Trump and Sessions: A Pair of MMJ Adversaries

editorial house of rep
Drop of Light/Shutterstock

In the scheme of national politics, it's almost as if everything is connected; as if actions, decisions, and—yes—even words matter. It's almost as if there are consequences, even on the presidential level.

Earlier this month, when discussing immigrant protections from Haiti, El Salvador, and African countries (as part of a bipartisan deal) President Trump let his true feelings be known. "Why are we having all these people from shithole countries come here?" he asked, according to several people in attendance, as reported by the Washington Post.

President Trump has since come under fire from media and outraged constituents alike, being accused of ignorance, racism, and various degrees of incompetence. The consequences of Trump's comments have been widespread; from world leaders to policy makers to Twitter users, the impact of the infamous "shithole" comment has been felt.

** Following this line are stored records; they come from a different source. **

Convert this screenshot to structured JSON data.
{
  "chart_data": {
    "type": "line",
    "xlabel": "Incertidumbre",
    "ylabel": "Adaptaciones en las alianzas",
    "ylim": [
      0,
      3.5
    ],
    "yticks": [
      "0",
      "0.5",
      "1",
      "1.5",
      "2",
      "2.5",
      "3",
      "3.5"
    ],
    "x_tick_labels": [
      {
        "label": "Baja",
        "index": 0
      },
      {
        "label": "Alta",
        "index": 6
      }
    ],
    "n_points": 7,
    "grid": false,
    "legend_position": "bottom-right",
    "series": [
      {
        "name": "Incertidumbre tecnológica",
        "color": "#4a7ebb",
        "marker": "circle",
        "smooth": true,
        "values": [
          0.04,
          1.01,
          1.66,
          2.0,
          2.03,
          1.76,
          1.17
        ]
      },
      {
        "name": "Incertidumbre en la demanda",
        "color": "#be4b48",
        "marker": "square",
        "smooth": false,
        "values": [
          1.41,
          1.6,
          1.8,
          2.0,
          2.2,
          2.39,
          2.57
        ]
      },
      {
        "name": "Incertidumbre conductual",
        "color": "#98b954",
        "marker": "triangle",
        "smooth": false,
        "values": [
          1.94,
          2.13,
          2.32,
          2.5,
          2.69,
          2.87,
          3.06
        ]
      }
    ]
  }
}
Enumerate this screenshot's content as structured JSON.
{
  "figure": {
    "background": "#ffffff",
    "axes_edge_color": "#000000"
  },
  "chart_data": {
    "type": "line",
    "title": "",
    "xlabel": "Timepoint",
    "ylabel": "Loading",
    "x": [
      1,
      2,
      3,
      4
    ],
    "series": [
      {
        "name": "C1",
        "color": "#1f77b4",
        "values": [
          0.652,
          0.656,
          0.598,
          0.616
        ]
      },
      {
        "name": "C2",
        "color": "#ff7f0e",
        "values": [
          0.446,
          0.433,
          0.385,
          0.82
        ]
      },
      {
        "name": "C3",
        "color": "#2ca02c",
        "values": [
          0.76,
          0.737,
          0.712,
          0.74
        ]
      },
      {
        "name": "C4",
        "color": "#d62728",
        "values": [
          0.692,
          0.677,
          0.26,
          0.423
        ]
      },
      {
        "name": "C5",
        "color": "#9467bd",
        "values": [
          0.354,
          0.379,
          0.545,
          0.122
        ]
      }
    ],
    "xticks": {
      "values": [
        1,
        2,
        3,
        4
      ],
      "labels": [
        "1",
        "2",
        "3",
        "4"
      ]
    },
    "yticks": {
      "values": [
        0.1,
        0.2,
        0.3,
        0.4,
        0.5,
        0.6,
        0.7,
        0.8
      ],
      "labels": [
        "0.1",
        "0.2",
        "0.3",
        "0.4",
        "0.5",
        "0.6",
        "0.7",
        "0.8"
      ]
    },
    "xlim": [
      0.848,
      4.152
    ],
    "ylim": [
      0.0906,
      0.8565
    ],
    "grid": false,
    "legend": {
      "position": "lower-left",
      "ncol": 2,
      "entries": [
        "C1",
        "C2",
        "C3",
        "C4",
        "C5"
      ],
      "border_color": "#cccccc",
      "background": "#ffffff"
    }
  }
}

People don't want to visit. Leaders of said "shithole" countries don't want to deal with the current administration. There's a media feud going back and forth between admiration and anguish, tackling topics of political correctness and nationalism. The dumpster fire has been lit.

Now, even the medical marijuana industry has felt the effects of Trump's mouthiness.

The Breakdown

Essentially, Trump's comments messed up any chances for the Deferred Action for Childhood Arrivals (DACA) deal, which has been the focus of much national attention lately. Medical marijuana protections are a subcategory of said deal. With his comments, the DACA deal was blown up.

Remember the government shutdown? Everything comes full circle.

The specific part of the DACA deal involving MMJ is the Rohrabacher-Blumenauer amendment, which "prevents the Justice Department from prosecuting patients and caregivers in states that have legalized medical marijuana." Since the amendment is a spending measure instead of a law, it has to be voted on annually. The measure prevents the Justice Department from allocating funds to MMJ prosecutions, and this amendment has been protected for four years now.

The budget ran out at the same time as the DACA deal, which proved to be problematic for dreamers and medical marijuana activists alike. Since congressional leaders couldn't come to an agreement, the budget did not pass. Thus, the government shut down.

Much of this ongoing disagreement likely came from Democratic dissent—Republicans needed at least nine senate democrat representatives to vote in favor of the funding measure; after Trump's "shithole" comment, many Democrats were unwilling to move toward consensus.

Part of the conversation regarding the Rohrabacher-Blumenauer amendment is its lack of permanency. Additionally, it does not ensure complete legalization of medical marijuana, it only protects users from federal prosecution via budget. The amendment will likely change form in the upcoming years, as many pro-legalization enthusiasts on both sides of the aisle gain momentum and include recreational marijuana protections as well, hopefully modeled after the Cole Memo.

Still in Session

Trump and Sessions
Brad McPherson / shutterstock
While much of the attention has been on Trump and his comments, it's important to note the ongoing crackdown promises made by Attorney General Jeff Sessions. Sessions has made it abundantly clear that he will not be slowing his anti-marijuana crusade any time soon, even in states that have legalized cannabis.

While Trump's effect involves more trickle-down consequences, Sessions' is very much intentional. Despite Trump's claims during his campaign that his focus would not be on marijuana opposition, Sessions has been actively reaching out to congress, asking for permission to act against cannabis users.

Both, however, are problematic for those waiting, wishing, and hoping for an America free of marijuana-related criminalization. For the time being, medical marijuana is safe. Keep an eye out, though, for updates on national news.